Soy sauce -- yes that condiment sitting right on top of the dining table -- may just hold the answer in treating HIV, thanks to its flavor-enhancing molecule EFdA that helps to stop the reproduction of the virus.

Yamasa, a Japanese company producing soy sauce, discovered the EFdA (4′-ethynyl-2-fluoro-2′-deoxyadenosine) in 2001, as it was on the verge of enhancing the taste of its soy sauce product, and recognized that the molecule was part of a group of compounds similar to the prevailing drugs used for HIV as well as other viruses.

Further testing of samples established Yamasa's initial findings of the potential usefulness of EFdA to fight off HIV, which eventually initiated an extensive research for over a decade to determine exactly why the molecule is so special. Study says EFdA becomes part of nucleoside reverse transcriptase inhibitors or the NRTIs, which comprise eight more prevailing drugs for HIV. All these NRTIs seize the process of HIV spread by way of deceiving the reverse transcriptase enzyme.

"NRTIs are called chain terminators because they stop the copying of the DNA chain, and once incorporated it's like a dead end," Stefan Sarafianos, a virologist at the Bond Life Sciences Center (Bond LSC), says in the Center's blog.

Virologists at the Bond LSC are helping to conduct tests on the next generation of anti-AIDS treatment to control the resistance, lately proving in a study that EFdA indeed is 70 times more powerful against HIV that fights one of the most-used drugs on HIV called Tenovir.

Sarafianos' lab works hand in hand with Michael Parniak, a biochemist at the University of Pittsburg also with Hiroaki Mitsuya of the National Institutes of Health. Parniak spent years of evaluating treatments for HIV with the use of cultured white cells in the blood, while Mitsuya was among those who discovered the first three anti-HIV drugs.

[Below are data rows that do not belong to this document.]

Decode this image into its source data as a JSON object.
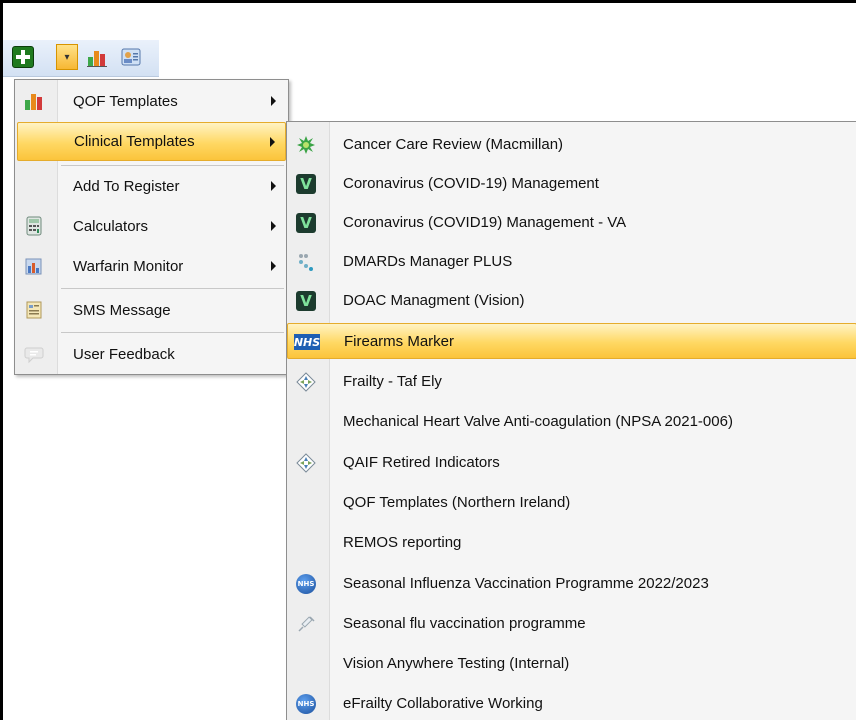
{
  "toolbar": {
    "buttons": [
      {
        "icon": "add-icon"
      },
      {
        "icon": "dropdown-arrow-icon"
      },
      {
        "icon": "bar-chart-icon"
      },
      {
        "icon": "contact-card-icon"
      }
    ]
  },
  "menu": {
    "items": [
      {
        "label": "QOF Templates",
        "icon": "bar-chart-icon",
        "has_submenu": true
      },
      {
        "label": "Clinical Templates",
        "icon": "",
        "has_submenu": true,
        "highlighted": true
      },
      {
        "label": "Add To Register",
        "icon": "",
        "has_submenu": true
      },
      {
        "label": "Calculators",
        "icon": "calculator-icon",
        "has_submenu": true
      },
      {
        "label": "Warfarin Monitor",
        "icon": "warfarin-monitor-icon",
        "has_submenu": true
      },
      {
        "label": "SMS Message",
        "icon": "sms-icon",
        "has_submenu": false
      },
      {
        "label": "User Feedback",
        "icon": "feedback-icon",
        "has_submenu": false
      }
    ]
  },
  "submenu": {
    "items": [
      {
        "label": "Cancer Care Review (Macmillan)",
        "icon": "macmillan-icon"
      },
      {
        "label": "Coronavirus (COVID-19) Management",
        "icon": "vision-v-icon"
      },
      {
        "label": "Coronavirus (COVID19) Management - VA",
        "icon": "vision-v-icon"
      },
      {
        "label": "DMARDs Manager PLUS",
        "icon": "dots-icon"
      },
      {
        "label": "DOAC Managment (Vision)",
        "icon": "vision-v-icon"
      },
      {
        "label": "Firearms Marker",
        "icon": "nhs-logo-icon",
        "highlighted": true
      },
      {
        "label": "Frailty - Taf Ely",
        "icon": "diamond-arrows-icon"
      },
      {
        "label": "Mechanical Heart Valve Anti-coagulation (NPSA 2021-006)",
        "icon": ""
      },
      {
        "label": "QAIF Retired Indicators",
        "icon": "diamond-arrows-icon"
      },
      {
        "label": "QOF Templates (Northern Ireland)",
        "icon": ""
      },
      {
        "label": "REMOS reporting",
        "icon": ""
      },
      {
        "label": "Seasonal Influenza Vaccination Programme 2022/2023",
        "icon": "nhs-circle-icon"
      },
      {
        "label": "Seasonal flu vaccination programme",
        "icon": "syringe-icon"
      },
      {
        "label": "Vision Anywhere Testing (Internal)",
        "icon": ""
      },
      {
        "label": "eFrailty Collaborative Working",
        "icon": "nhs-circle-icon"
      }
    ]
  },
  "icon_text": {
    "vision": "V",
    "nhs": "NHS"
  },
  "colors": {
    "highlight_top": "#fff3c4",
    "highlight_bottom": "#fbc43b",
    "highlight_border": "#e5ac2c",
    "menu_bg": "#f5f5f5",
    "toolbar_bg": "#d3e1f3"
  }
}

The three researchers continue to discover EFdA's magic, and one is through a test in 2012 that showed the efficiency of the drug to cure the equivalent of HIV in monkeys.

The latest focus in the researchers' collaboration is prevention, which they considered the only possible way to bring about a huge difference in HIV.

"If we can prevent transmission, this approach could make a huge difference in minimizing the continued spread of the disease when combined with existing therapies for people already infected," Parniak says.

In fact they recruited Lisa Rohan, a formulation expert at the University of Pittsburgh. Based on the research, the group is on its way to putting the EFdA in a vaginal film that has a consistency comparable to the breath strips of Listerine. They want to know for how long the EFdA could stay in the cells and bloodstream.

"If we understand structurally why this drug is so potent it allows us to maybe develop additional molecules equally potent and a combination of those molecules could be a blockbuster," Parniak explains.

Their research was funded by National Institutes of Health and published by the Retrovirology, Antimicrobial Agents and Chemotherapy journal in 2013 and by the International Journal of Pharmaceutics in 2014.